1671 : Jean-Antoine de Michaelis, écuyer, co-seigneur du Bignosc et du Seuil, est élu second consul d’Aix et procureur du pays.
1694 : Paul de Michaelis, fils de Jean-Antoine, écuyer, co-seigneur du Seuil et du Bignosc, est reçu en l’office de conseiller du roi en la cour des Comptes, Aides et Finances de Provence, et devient conseiller honoraire.
1763 : la branche du Seuil et de Bignosc semble s'éteindre avec l'arrière-arrière-petit-fils de Raymond, Jean-André de Michaelis, chevalier et seigneur du Seuil et du Bignosc.
V. Ce que nous pouvons retenir
Au terme de ce parcours historique, les Michaelis apparaissent comme une figure emblématique de la petite noblesse provençale, celle de « robe et d'épée » qui a su, par la rigueur de ses charges et l'intelligence de ses alliances, s'élever et perdurer pendant quatre siècles.
De Jean, secrétaire royal sous Louis III, jusqu'aux derniers seigneurs du Bignosc et du Seuil, leur trajectoire illustre parfaitement les mutations de la Provence : le passage d'une terre marquée par les incertitudes de la guerre de Cent Ans à une administration structurée au sein du royaume de France.
Si la lignée s'est éteinte au XVIIIe siècle, son héritage survit non seulement dans les archives et les jugements de maintien de noblesse, mais aussi, plus concrètement, dans la toponymie locale, comme en témoigne encore aujourd'hui le « champ de Mikaëlis ».
En définitive, cette chronique nous rappelle que l'histoire d'Aubignosc et de la Haute-Provence ne s'est pas écrite uniquement par les grands événements nationaux, mais aussi par l'enracinement profond de familles comme les Michaelis, dont la devise, « Sequor si non assequor », souligne une persévérance qui aura, durant des siècles, marqué le paysage et la société provençaux.

Notes
¹ Le quartier de la Vicairie existe toujours à Aubignosc. Il se situe à l'est du vieux village, en direction de la Durance. Si vous cherchez "La Vicairie, Aubignosc" sur Google Maps, vous tomberez sur une zone de terres agricoles et quelques habitations. Malheureusement, le « champ de Mikaëlis » n'apparaît plus sous ce nom spécifique sur les outils de cartographie modernes.

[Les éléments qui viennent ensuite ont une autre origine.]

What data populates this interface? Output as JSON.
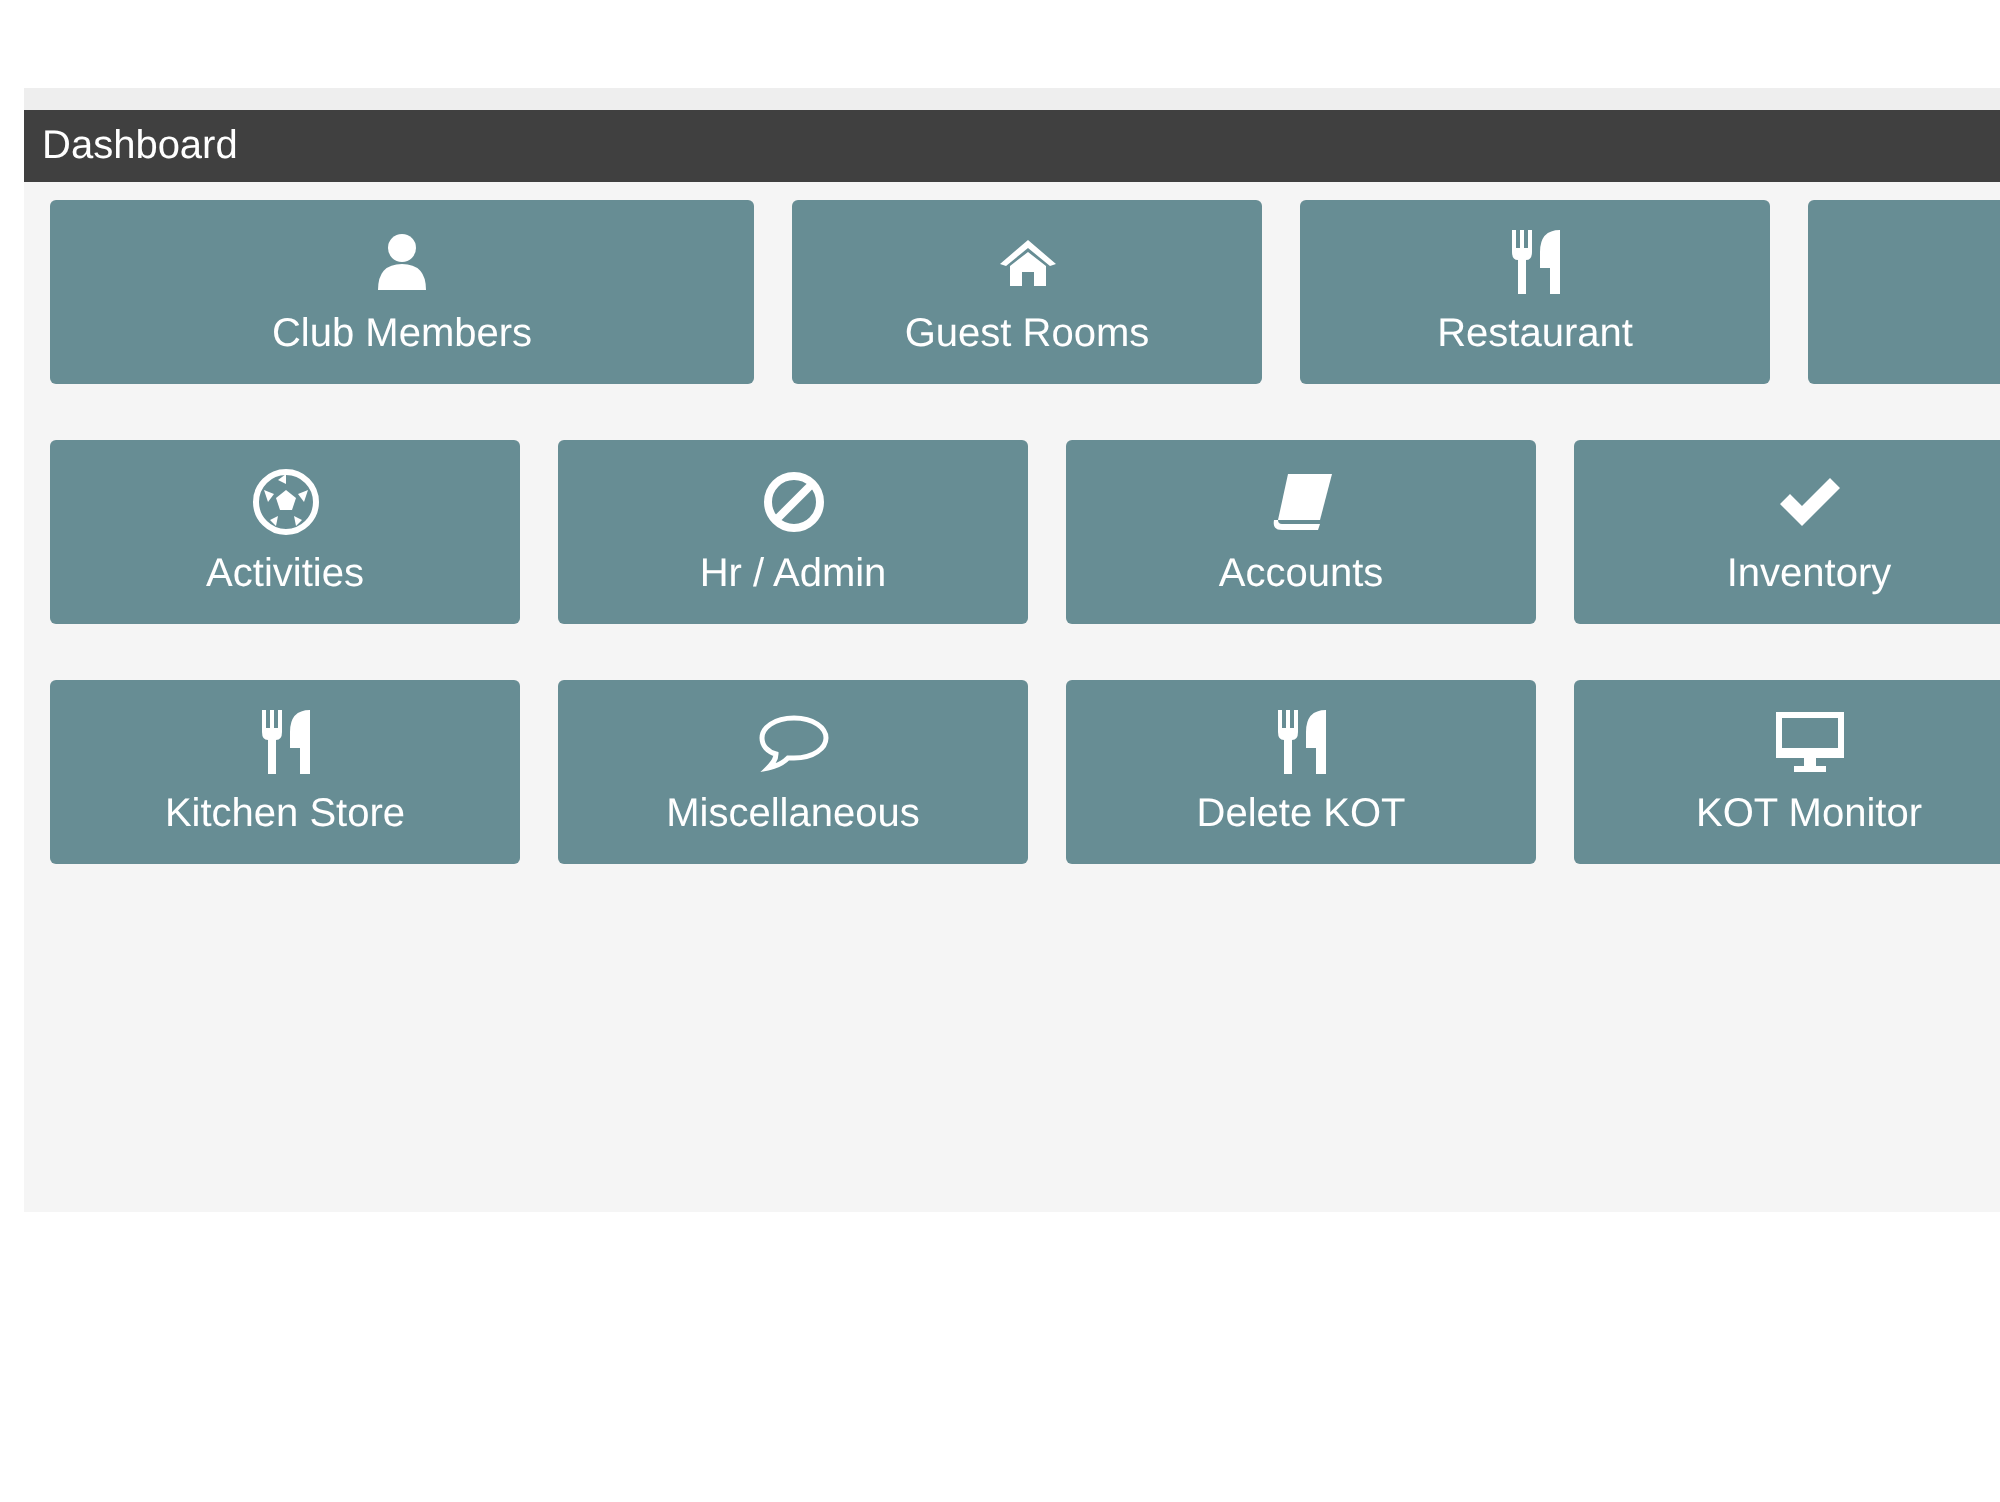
{
  "panel": {
    "title": "Dashboard"
  },
  "rows": [
    {
      "tiles": [
        {
          "kind": "person",
          "label": "Club Members",
          "wide": true
        },
        {
          "kind": "house",
          "label": "Guest Rooms",
          "wide": false
        },
        {
          "kind": "cutlery",
          "label": "Restaurant",
          "wide": false
        },
        {
          "kind": "blank",
          "wide": false
        }
      ]
    },
    {
      "tiles": [
        {
          "kind": "ball",
          "label": "Activities",
          "wide": false
        },
        {
          "kind": "ban",
          "label": "Hr / Admin",
          "wide": false
        },
        {
          "kind": "book",
          "label": "Accounts",
          "wide": false
        },
        {
          "kind": "check",
          "label": "Inventory",
          "wide": false
        }
      ]
    },
    {
      "tiles": [
        {
          "kind": "cutlery",
          "label": "Kitchen Store",
          "wide": false
        },
        {
          "kind": "comment",
          "label": "Miscellaneous",
          "wide": false
        },
        {
          "kind": "cutlery",
          "label": "Delete KOT",
          "wide": false
        },
        {
          "kind": "monitor",
          "label": "KOT Monitor",
          "wide": false
        }
      ]
    }
  ]
}
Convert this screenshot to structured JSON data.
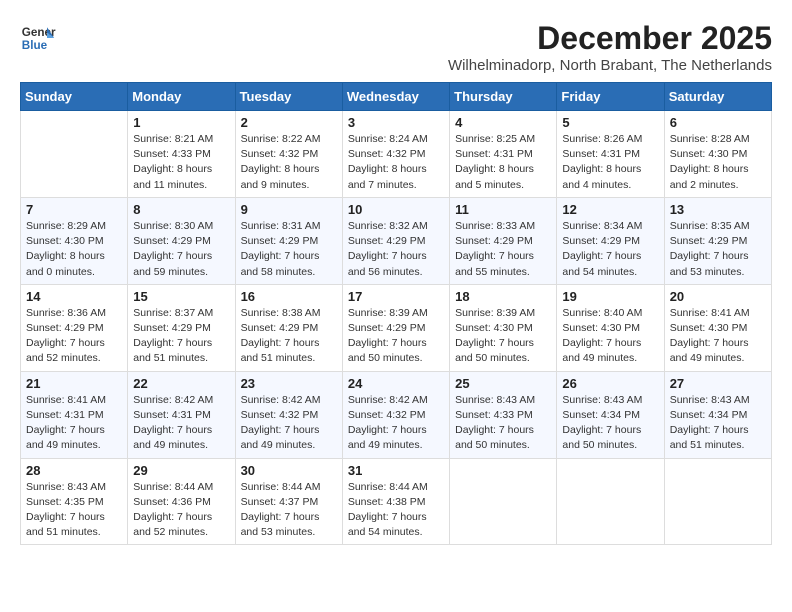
{
  "header": {
    "logo_line1": "General",
    "logo_line2": "Blue",
    "title": "December 2025",
    "subtitle": "Wilhelminadorp, North Brabant, The Netherlands"
  },
  "columns": [
    "Sunday",
    "Monday",
    "Tuesday",
    "Wednesday",
    "Thursday",
    "Friday",
    "Saturday"
  ],
  "weeks": [
    [
      {
        "day": "",
        "info": ""
      },
      {
        "day": "1",
        "info": "Sunrise: 8:21 AM\nSunset: 4:33 PM\nDaylight: 8 hours\nand 11 minutes."
      },
      {
        "day": "2",
        "info": "Sunrise: 8:22 AM\nSunset: 4:32 PM\nDaylight: 8 hours\nand 9 minutes."
      },
      {
        "day": "3",
        "info": "Sunrise: 8:24 AM\nSunset: 4:32 PM\nDaylight: 8 hours\nand 7 minutes."
      },
      {
        "day": "4",
        "info": "Sunrise: 8:25 AM\nSunset: 4:31 PM\nDaylight: 8 hours\nand 5 minutes."
      },
      {
        "day": "5",
        "info": "Sunrise: 8:26 AM\nSunset: 4:31 PM\nDaylight: 8 hours\nand 4 minutes."
      },
      {
        "day": "6",
        "info": "Sunrise: 8:28 AM\nSunset: 4:30 PM\nDaylight: 8 hours\nand 2 minutes."
      }
    ],
    [
      {
        "day": "7",
        "info": "Sunrise: 8:29 AM\nSunset: 4:30 PM\nDaylight: 8 hours\nand 0 minutes."
      },
      {
        "day": "8",
        "info": "Sunrise: 8:30 AM\nSunset: 4:29 PM\nDaylight: 7 hours\nand 59 minutes."
      },
      {
        "day": "9",
        "info": "Sunrise: 8:31 AM\nSunset: 4:29 PM\nDaylight: 7 hours\nand 58 minutes."
      },
      {
        "day": "10",
        "info": "Sunrise: 8:32 AM\nSunset: 4:29 PM\nDaylight: 7 hours\nand 56 minutes."
      },
      {
        "day": "11",
        "info": "Sunrise: 8:33 AM\nSunset: 4:29 PM\nDaylight: 7 hours\nand 55 minutes."
      },
      {
        "day": "12",
        "info": "Sunrise: 8:34 AM\nSunset: 4:29 PM\nDaylight: 7 hours\nand 54 minutes."
      },
      {
        "day": "13",
        "info": "Sunrise: 8:35 AM\nSunset: 4:29 PM\nDaylight: 7 hours\nand 53 minutes."
      }
    ],
    [
      {
        "day": "14",
        "info": "Sunrise: 8:36 AM\nSunset: 4:29 PM\nDaylight: 7 hours\nand 52 minutes."
      },
      {
        "day": "15",
        "info": "Sunrise: 8:37 AM\nSunset: 4:29 PM\nDaylight: 7 hours\nand 51 minutes."
      },
      {
        "day": "16",
        "info": "Sunrise: 8:38 AM\nSunset: 4:29 PM\nDaylight: 7 hours\nand 51 minutes."
      },
      {
        "day": "17",
        "info": "Sunrise: 8:39 AM\nSunset: 4:29 PM\nDaylight: 7 hours\nand 50 minutes."
      },
      {
        "day": "18",
        "info": "Sunrise: 8:39 AM\nSunset: 4:30 PM\nDaylight: 7 hours\nand 50 minutes."
      },
      {
        "day": "19",
        "info": "Sunrise: 8:40 AM\nSunset: 4:30 PM\nDaylight: 7 hours\nand 49 minutes."
      },
      {
        "day": "20",
        "info": "Sunrise: 8:41 AM\nSunset: 4:30 PM\nDaylight: 7 hours\nand 49 minutes."
      }
    ],
    [
      {
        "day": "21",
        "info": "Sunrise: 8:41 AM\nSunset: 4:31 PM\nDaylight: 7 hours\nand 49 minutes."
      },
      {
        "day": "22",
        "info": "Sunrise: 8:42 AM\nSunset: 4:31 PM\nDaylight: 7 hours\nand 49 minutes."
      },
      {
        "day": "23",
        "info": "Sunrise: 8:42 AM\nSunset: 4:32 PM\nDaylight: 7 hours\nand 49 minutes."
      },
      {
        "day": "24",
        "info": "Sunrise: 8:42 AM\nSunset: 4:32 PM\nDaylight: 7 hours\nand 49 minutes."
      },
      {
        "day": "25",
        "info": "Sunrise: 8:43 AM\nSunset: 4:33 PM\nDaylight: 7 hours\nand 50 minutes."
      },
      {
        "day": "26",
        "info": "Sunrise: 8:43 AM\nSunset: 4:34 PM\nDaylight: 7 hours\nand 50 minutes."
      },
      {
        "day": "27",
        "info": "Sunrise: 8:43 AM\nSunset: 4:34 PM\nDaylight: 7 hours\nand 51 minutes."
      }
    ],
    [
      {
        "day": "28",
        "info": "Sunrise: 8:43 AM\nSunset: 4:35 PM\nDaylight: 7 hours\nand 51 minutes."
      },
      {
        "day": "29",
        "info": "Sunrise: 8:44 AM\nSunset: 4:36 PM\nDaylight: 7 hours\nand 52 minutes."
      },
      {
        "day": "30",
        "info": "Sunrise: 8:44 AM\nSunset: 4:37 PM\nDaylight: 7 hours\nand 53 minutes."
      },
      {
        "day": "31",
        "info": "Sunrise: 8:44 AM\nSunset: 4:38 PM\nDaylight: 7 hours\nand 54 minutes."
      },
      {
        "day": "",
        "info": ""
      },
      {
        "day": "",
        "info": ""
      },
      {
        "day": "",
        "info": ""
      }
    ]
  ]
}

² Les "génies" sont représentés sous les traits de figures juvéniles, souvent ailées. L'utilisation de Génies pour soutenir les armoiries symbolisait la protection divine, la sagesse ou la glorification de la famille.
³ Dans l'organisation de l'Église, la "mense" (du latin mensa, la table) désigne la part des revenus d'un diocèse affectée à l'entretien de l'évêque et à ses charges. Lorsqu'un prieuré est dit "réuni à la mense", cela signifie que ses terres, ses droits et surtout ses revenus ne sont plus gérés de façon autonome, mais sont directement rattachés au trésor de l'évêché.
En tant que chanoine de la cathédrale de Sisteron, Jacques appartient au conseil de l'évêque. Le fait qu'il soit également prieur du Bignosc ne signifie pas nécessairement qu'il y réside ou qu'il y exerce une vie monastique active. Le titre de "prieur" est ici une fonction bénéficiaire : il gère le domaine pour le compte de l'évêché.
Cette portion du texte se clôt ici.